A CAMPAIGN has been launched focusing on spectator behaviour in youth football.

The campaign 'Respect Heroes' is run by the Westmorland County Football Association and aims to focus on improving touch line and inspector behaviour.

Football Development Officer, James Pattison said: "This project really focuses on that behaviour in youth football, we're looking to really raise awareness of what's acceptable and what isn't acceptable, how to be a good role model and how to create a better positive environment for people to be apart of."

The Westmorland County FA have also developed eight key points that make a great spectator. Mr Pattison said: "A good spectator is someone who is positive all the time, they are welcoming to their own players and the opposition.

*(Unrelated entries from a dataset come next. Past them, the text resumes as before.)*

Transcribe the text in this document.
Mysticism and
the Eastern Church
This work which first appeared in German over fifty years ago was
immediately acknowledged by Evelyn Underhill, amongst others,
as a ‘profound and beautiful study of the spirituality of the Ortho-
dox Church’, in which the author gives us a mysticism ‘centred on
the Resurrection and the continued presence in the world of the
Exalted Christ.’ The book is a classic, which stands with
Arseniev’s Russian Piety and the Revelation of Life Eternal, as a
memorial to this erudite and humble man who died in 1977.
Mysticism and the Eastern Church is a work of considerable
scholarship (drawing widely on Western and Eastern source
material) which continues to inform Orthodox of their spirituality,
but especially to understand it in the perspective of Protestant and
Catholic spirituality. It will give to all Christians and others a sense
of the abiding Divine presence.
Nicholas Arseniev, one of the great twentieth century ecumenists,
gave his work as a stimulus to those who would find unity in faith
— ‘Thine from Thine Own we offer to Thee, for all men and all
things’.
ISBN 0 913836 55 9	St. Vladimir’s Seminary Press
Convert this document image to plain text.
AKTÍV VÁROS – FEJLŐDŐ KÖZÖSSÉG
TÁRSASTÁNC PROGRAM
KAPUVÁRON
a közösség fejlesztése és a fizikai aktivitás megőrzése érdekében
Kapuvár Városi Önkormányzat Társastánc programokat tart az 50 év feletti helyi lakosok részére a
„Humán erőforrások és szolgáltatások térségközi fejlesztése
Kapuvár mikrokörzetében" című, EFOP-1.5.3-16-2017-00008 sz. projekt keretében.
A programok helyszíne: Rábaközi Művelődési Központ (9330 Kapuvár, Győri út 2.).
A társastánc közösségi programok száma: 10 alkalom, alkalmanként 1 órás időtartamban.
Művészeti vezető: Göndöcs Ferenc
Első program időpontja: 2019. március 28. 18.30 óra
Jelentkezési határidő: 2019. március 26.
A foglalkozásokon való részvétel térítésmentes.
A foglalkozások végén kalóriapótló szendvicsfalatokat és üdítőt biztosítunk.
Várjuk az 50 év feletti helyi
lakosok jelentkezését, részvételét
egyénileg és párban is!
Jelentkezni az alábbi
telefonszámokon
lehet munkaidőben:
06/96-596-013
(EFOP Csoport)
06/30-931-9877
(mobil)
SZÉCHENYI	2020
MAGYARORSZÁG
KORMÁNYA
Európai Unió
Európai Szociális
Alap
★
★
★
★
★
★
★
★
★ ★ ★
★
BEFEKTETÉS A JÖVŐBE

"They also are respectful to the referee, the coaches and they try and work together with the club. They can also be someone who sets a positive example on the side lines and someone who can enjoy the whole game without letting their emotions of allegiances take over."

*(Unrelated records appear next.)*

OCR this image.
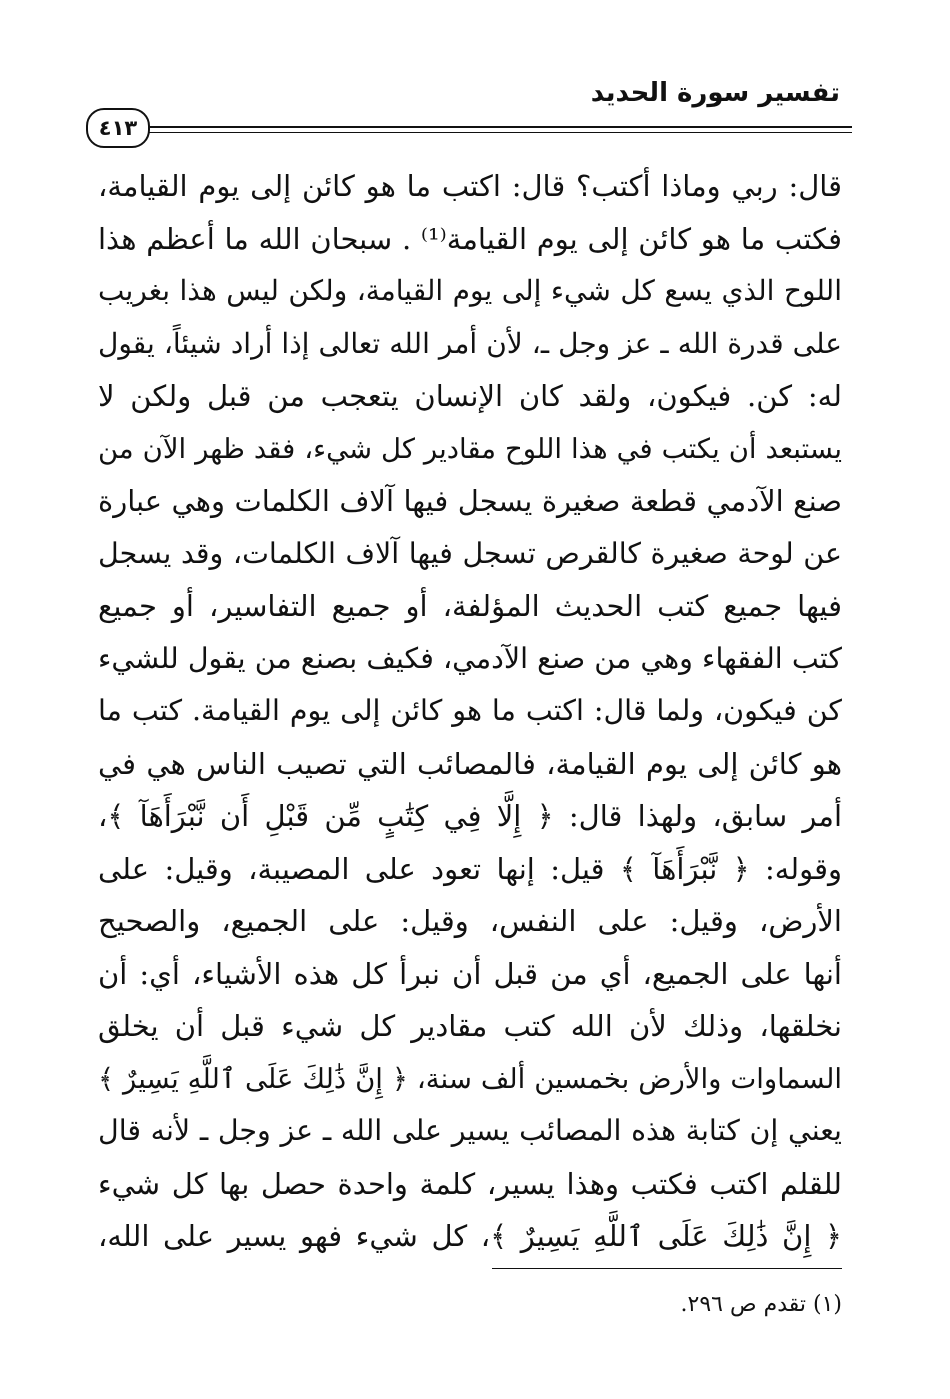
تفسير سورة الحديد
٤١٣
قال: ربي وماذا أكتب؟ قال: اكتب ما هو كائن إلى يوم القيامة،
فكتب ما هو كائن إلى يوم القيامة⁽¹⁾ . سبحان الله ما أعظم هذا
اللوح الذي يسع كل شيء إلى يوم القيامة، ولكن ليس هذا بغريب
على قدرة الله ـ عز وجل ـ، لأن أمر الله تعالى إذا أراد شيئاً، يقول
له: كن. فيكون، ولقد كان الإنسان يتعجب من قبل ولكن لا
يستبعد أن يكتب في هذا اللوح مقادير كل شيء، فقد ظهر الآن من
صنع الآدمي قطعة صغيرة يسجل فيها آلاف الكلمات وهي عبارة
عن لوحة صغيرة كالقرص تسجل فيها آلاف الكلمات، وقد يسجل
فيها جميع كتب الحديث المؤلفة، أو جميع التفاسير، أو جميع
كتب الفقهاء وهي من صنع الآدمي، فكيف بصنع من يقول للشيء
كن فيكون، ولما قال: اكتب ما هو كائن إلى يوم القيامة. كتب ما
هو كائن إلى يوم القيامة، فالمصائب التي تصيب الناس هي في
أمر سابق، ولهذا قال: ﴿ إِلَّا فِي كِتَٰبٍ مِّن قَبْلِ أَن نَّبْرَأَهَآ ﴾،
وقوله: ﴿ نَّبْرَأَهَآ ﴾ قيل: إنها تعود على المصيبة، وقيل: على
الأرض، وقيل: على النفس، وقيل: على الجميع، والصحيح
أنها على الجميع، أي من قبل أن نبرأ كل هذه الأشياء، أي: أن
نخلقها، وذلك لأن الله كتب مقادير كل شيء قبل أن يخلق
السماوات والأرض بخمسين ألف سنة، ﴿ إِنَّ ذَٰلِكَ عَلَى ٱللَّهِ يَسِيرٌ ﴾
يعني إن كتابة هذه المصائب يسير على الله ـ عز وجل ـ لأنه قال
للقلم اكتب فكتب وهذا يسير، كلمة واحدة حصل بها كل شيء
﴿ إِنَّ ذَٰلِكَ عَلَى ٱللَّهِ يَسِيرٌ ﴾، كل شيء فهو يسير على الله،
(١) تقدم ص ٢٩٦.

In 2021 the UK was named 'by far' the largest country of origin for abusive, racist tweets sent to England players after the team lost the European Championship final to Italy.

On why we see so much anger directed at players, Mr Pattison said: "Abuse has always been there it has always not been a great part of the game.

"I think there is a bit more focus on it now so when there are incidents they are brought to light. I think there is more awareness now of what is acceptable and what isn't acceptable and we are trying to drive that point even further locally."

Each week the Westmorland County FA will be giving away one of their respect boards which reminds everyone of the behaviours they should be demonstrating whilst watching football.

Already the group have had over 60 entries to win one of the respect boards.

"Over the next few weeks we are going to look for clubs to be more engaging a little bit more and sharing how they ensure that the spectators are well behaved."